Die Investitionen in Gesundheitswesen und Wellness werden von der Regierung durch die jordanische Anlagekommission aktiv gefördert. Die Tatsache, dass 9,3 Prozent des BIP dem Gesundheitswesen gewidmet werden, verdeutlicht die Bedeutung, die der Entwicklung einer hochwertigen Gesundheitsversorgung beigemessen wird. „Vor ungefähr 35 Jahren begann die Regierung, den Privatsektor zu unterstützen, was dazu führte, dass viele jordanische Ärzte aus den Vereinigten Staaten und Europa zurückkehrten, um die zahlreichen Chancen zu nutzen, die sich ihnen in privaten Einrichtungen bieten“, erklärt Dr.

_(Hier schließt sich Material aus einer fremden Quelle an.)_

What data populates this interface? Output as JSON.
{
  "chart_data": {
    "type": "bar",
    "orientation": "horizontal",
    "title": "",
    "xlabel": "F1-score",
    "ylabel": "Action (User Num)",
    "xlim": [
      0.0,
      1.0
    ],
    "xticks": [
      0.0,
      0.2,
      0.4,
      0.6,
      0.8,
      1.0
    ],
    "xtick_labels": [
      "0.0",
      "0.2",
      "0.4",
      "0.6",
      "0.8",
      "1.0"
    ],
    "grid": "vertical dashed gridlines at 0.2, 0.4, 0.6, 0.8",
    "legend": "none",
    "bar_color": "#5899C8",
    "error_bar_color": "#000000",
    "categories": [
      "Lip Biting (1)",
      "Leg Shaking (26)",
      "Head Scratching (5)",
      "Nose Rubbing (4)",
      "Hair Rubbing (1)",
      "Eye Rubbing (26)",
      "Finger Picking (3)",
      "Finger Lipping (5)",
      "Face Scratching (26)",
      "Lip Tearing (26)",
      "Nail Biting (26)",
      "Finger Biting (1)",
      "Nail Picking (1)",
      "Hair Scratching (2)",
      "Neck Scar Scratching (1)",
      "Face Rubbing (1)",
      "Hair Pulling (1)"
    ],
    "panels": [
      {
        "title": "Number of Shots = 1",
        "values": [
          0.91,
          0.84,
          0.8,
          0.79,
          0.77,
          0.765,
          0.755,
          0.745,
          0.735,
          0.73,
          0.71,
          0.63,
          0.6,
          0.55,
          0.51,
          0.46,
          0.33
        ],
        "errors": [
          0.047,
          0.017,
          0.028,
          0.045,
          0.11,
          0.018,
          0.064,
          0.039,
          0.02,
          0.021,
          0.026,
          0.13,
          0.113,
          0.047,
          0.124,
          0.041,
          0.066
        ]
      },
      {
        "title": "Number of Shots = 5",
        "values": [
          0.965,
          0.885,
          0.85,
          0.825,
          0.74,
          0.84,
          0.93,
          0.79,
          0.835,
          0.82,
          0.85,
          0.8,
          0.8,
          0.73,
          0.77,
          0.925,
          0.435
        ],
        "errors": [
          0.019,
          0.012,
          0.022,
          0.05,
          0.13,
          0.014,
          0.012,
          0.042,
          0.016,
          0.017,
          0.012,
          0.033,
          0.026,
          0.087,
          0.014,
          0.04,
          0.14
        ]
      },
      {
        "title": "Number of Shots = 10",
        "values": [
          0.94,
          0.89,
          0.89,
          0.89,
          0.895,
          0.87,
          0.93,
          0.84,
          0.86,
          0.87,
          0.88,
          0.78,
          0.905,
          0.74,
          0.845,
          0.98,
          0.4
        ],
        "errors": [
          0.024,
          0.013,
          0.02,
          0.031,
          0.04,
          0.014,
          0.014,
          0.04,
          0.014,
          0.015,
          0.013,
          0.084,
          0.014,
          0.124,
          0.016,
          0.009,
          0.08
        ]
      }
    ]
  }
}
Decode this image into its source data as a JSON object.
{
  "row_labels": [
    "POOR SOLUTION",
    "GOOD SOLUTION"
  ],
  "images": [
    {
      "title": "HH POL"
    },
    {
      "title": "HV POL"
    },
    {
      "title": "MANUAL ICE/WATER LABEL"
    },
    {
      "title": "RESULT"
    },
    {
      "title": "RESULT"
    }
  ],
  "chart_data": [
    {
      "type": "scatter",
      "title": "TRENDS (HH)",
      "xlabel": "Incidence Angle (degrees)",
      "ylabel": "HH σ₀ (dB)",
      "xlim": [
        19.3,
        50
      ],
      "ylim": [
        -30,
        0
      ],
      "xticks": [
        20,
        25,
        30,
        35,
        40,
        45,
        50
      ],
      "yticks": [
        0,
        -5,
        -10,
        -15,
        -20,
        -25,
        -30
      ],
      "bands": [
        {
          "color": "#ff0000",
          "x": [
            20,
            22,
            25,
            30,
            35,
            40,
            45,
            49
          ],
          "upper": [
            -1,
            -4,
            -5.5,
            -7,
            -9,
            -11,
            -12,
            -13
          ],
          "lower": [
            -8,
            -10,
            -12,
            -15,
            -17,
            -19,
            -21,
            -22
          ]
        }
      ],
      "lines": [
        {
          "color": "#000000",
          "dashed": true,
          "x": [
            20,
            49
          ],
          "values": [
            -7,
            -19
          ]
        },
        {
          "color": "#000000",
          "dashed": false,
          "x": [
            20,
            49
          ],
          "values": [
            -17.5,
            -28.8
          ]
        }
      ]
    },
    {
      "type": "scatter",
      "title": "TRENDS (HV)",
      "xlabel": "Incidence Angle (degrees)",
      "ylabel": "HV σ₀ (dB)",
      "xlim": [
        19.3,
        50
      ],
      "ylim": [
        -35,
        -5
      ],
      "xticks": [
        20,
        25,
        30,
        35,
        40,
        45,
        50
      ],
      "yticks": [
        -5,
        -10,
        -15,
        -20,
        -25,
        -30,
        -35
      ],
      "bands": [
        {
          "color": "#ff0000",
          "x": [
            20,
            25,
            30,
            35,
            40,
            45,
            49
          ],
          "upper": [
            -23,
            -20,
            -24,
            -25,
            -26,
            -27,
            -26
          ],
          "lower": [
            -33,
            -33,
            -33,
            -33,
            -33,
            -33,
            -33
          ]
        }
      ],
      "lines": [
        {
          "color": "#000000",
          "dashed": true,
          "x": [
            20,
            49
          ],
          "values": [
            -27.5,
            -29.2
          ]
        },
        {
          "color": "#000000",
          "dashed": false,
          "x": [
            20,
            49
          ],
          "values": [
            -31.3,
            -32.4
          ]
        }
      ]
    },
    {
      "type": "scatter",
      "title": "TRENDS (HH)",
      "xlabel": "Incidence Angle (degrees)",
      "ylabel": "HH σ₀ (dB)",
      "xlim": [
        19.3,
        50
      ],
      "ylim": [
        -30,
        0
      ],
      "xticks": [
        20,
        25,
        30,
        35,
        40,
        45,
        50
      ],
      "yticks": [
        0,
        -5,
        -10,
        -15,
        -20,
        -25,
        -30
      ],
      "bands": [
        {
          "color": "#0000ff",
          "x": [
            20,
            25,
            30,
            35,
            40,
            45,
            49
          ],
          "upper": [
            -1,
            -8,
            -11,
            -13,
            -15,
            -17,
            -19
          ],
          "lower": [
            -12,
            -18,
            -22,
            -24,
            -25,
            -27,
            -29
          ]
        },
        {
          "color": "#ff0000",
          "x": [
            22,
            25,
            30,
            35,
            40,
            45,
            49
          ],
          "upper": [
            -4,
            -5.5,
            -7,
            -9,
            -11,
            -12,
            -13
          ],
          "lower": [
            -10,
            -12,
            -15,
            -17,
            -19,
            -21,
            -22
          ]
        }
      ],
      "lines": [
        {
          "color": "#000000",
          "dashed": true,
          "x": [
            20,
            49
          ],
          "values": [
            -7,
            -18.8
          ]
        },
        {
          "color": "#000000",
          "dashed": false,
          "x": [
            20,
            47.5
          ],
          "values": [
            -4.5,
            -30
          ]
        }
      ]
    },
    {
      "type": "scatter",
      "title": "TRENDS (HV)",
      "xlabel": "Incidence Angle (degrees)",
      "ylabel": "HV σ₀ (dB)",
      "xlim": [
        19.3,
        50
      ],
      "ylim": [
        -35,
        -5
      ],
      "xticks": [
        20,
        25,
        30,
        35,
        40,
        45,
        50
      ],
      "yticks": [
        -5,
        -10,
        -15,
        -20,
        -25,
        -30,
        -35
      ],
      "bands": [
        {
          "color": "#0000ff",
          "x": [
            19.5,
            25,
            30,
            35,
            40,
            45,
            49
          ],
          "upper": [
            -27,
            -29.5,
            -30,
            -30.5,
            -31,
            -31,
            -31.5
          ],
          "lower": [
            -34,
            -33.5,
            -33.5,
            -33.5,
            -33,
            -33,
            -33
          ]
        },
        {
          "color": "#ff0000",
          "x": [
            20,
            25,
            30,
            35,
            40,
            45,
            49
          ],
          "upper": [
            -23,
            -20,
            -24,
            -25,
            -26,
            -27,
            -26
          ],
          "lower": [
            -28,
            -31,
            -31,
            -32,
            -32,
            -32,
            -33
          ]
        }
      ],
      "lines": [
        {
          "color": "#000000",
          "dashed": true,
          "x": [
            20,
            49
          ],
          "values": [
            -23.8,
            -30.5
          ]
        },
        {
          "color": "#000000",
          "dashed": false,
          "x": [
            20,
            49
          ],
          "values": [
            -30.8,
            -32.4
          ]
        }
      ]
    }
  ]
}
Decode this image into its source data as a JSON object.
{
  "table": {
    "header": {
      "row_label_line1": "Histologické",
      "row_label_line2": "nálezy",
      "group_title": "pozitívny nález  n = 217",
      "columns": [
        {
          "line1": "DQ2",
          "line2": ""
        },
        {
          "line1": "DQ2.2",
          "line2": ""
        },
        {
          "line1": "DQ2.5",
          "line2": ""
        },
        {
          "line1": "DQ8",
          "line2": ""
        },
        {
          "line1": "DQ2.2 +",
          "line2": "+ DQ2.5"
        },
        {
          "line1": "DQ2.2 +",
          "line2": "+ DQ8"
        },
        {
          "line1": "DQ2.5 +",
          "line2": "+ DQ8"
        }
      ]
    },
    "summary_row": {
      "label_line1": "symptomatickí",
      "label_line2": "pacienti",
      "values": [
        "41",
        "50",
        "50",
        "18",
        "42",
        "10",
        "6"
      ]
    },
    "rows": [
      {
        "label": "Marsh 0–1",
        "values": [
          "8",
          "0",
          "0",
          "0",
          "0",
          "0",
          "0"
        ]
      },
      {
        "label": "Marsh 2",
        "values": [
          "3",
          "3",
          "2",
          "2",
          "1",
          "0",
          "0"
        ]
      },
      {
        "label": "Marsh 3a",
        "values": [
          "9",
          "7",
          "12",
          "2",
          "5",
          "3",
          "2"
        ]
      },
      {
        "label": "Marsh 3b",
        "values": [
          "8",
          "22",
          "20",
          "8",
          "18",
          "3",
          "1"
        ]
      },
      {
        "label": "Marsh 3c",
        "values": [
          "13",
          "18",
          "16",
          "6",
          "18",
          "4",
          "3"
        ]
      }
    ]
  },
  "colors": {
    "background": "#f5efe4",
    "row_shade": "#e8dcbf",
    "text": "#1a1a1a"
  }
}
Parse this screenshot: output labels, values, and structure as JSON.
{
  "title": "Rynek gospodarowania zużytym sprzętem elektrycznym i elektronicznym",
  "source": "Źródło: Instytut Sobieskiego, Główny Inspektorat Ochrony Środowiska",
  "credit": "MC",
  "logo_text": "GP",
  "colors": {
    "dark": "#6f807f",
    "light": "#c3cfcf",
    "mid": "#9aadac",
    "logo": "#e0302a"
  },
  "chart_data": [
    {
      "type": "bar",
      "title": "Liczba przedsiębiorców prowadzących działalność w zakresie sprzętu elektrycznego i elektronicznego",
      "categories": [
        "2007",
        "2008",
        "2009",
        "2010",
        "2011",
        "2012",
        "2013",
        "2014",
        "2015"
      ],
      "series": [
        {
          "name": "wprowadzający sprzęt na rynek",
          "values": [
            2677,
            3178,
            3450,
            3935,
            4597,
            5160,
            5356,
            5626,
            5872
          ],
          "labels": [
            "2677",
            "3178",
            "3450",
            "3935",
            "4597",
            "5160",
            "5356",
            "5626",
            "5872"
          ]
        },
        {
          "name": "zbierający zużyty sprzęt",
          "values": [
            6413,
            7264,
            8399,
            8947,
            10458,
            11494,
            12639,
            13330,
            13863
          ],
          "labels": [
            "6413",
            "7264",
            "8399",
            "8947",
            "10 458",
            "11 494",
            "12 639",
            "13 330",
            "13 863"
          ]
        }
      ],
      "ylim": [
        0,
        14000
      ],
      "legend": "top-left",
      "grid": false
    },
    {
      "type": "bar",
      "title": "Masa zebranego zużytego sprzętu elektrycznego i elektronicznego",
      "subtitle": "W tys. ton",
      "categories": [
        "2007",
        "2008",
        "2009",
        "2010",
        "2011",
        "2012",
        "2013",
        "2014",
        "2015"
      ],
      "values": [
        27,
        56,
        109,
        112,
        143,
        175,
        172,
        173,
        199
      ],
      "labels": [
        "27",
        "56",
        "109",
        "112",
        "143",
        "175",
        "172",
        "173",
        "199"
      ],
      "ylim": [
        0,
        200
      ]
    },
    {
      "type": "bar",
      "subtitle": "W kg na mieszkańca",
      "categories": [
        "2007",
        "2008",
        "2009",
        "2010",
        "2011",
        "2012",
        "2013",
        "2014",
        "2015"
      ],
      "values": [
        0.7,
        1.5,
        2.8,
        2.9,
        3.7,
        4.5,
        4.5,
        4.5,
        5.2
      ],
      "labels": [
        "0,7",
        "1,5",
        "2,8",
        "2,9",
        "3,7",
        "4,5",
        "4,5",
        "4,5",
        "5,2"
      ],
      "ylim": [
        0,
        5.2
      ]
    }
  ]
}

Al-Masalha.
Zukünftige Herausforderungen
Die Regierung setzt alles daran, die Hindernisse zu beseitigen, die den Gesundheitstourismussektor hemmen, und trifft die erforderlichen Maßnahmen, um die Leistungen der Branche zu steigern. Jordanien erwächst nämlich auf diesem Gebiet zunehmend Konkurrenz, und zwar im Fernen Osten, in Südamerika und in der Türkei.
Auch Dubai entwickelt sich rasch im Bereich Gesundheitstourismus. Der stärkste Konkurrent Jordaniens ist allerdings Indien, das Patienten aus den Mitgliedsstaaten des Golfkooperationsrats, vor allem aus Oman, anzieht, zumal es billiger und näher dem Golf gelegen ist.
„Wir müssen zusätzlich zu den traditionellen (arabischen) Märkten alternative Märkte erschließen, wie Nordafrika – zum Beispiel Marokko – oder Usbekistan, Kasachstan und europäische Länder“, sagte der jordanische Premierminister auf dem Globalen Forum für Gesundheitstourismus. Dieses Treffen fand im Februar 2017 in Amman statt, wodurch die Position Jordaniens als führende regionale und globale Gesundheitsdestination hervorgehoben wurde.